As a part of teaching Modern Theater in the Fall of 2023, I chose to cover Sondheim and Wheeler’s musical of Sweeney Todd. Above are links to my slides to both lecture days, where I cover historical relevance in relation to genre and Sondheim’s career trajectory, characters and casting choices, differences in music, and more. In doing so, I strive to make Sweeney accessible to everyone, from seasoned theater majors to STEM students covering their first musical, and provide a means for outlining how this show is adapted today.
In Fall 2023, I was asked to design a syllabus for and teach a sixty person class of juniors and seniors on Modern Theater at the University of California, Santa Barbara. I comprised a series of American plays and musicals from 1953 to 2003 that I felt were both inclusive and could provide a basis for class conversations that would resonate with some of the issues that we’re still dealing with today.
I designed this lesson to be incorporated into a flip lecture-style class for an undergraduate course on pre-1700 drama. Ideally in this structure, students would be able to watch this video before coming into the class where we would begin to read the play together. I find pre-reading activities can help students feel more comfortable covering a Shakespearean work because it shows them that these plays are not as different from contemporary works as they may think.
This is a lesson I traditionally gave at the beginning of the year to my ninth graders to review the essential elements of a paragraph. I utilize the Jane Schaffer method of paragraph writing, but created the examples and the slides myself based on the informal/ formal feedback I received from students each year. This particular lesson uses an ‘I do, we do, you do’ style of teaching. I’ve removed the agenda, learning objective, state standard, and warm-up from the slides because they would normally be on the whiteboard. Also, students would generally take fill-in-the-blank notes throughout this presentation, which is also where they would place their paragraphs.

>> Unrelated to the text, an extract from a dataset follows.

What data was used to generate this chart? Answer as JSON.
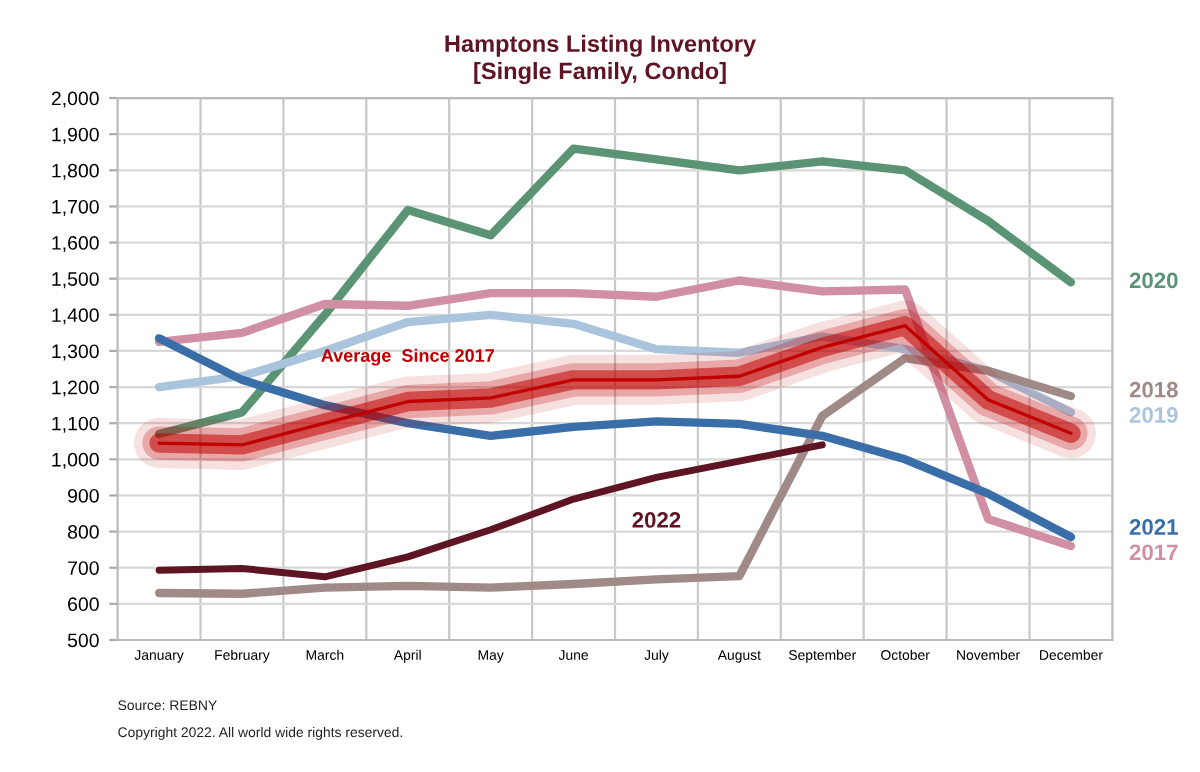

This is my ninth-grade syllabus from my time at CHAMPS Charter High School of the Arts. Aside from some of the school policies such as those on discipline, I have carefully crafted this syllabus over three years to make my space a comfortable learning environment for the thirty students I had each period (over a hundred each year). My syllabus was my guide for both myself and my students throughout the year and I tried to make my course as inclusive and organized as possible.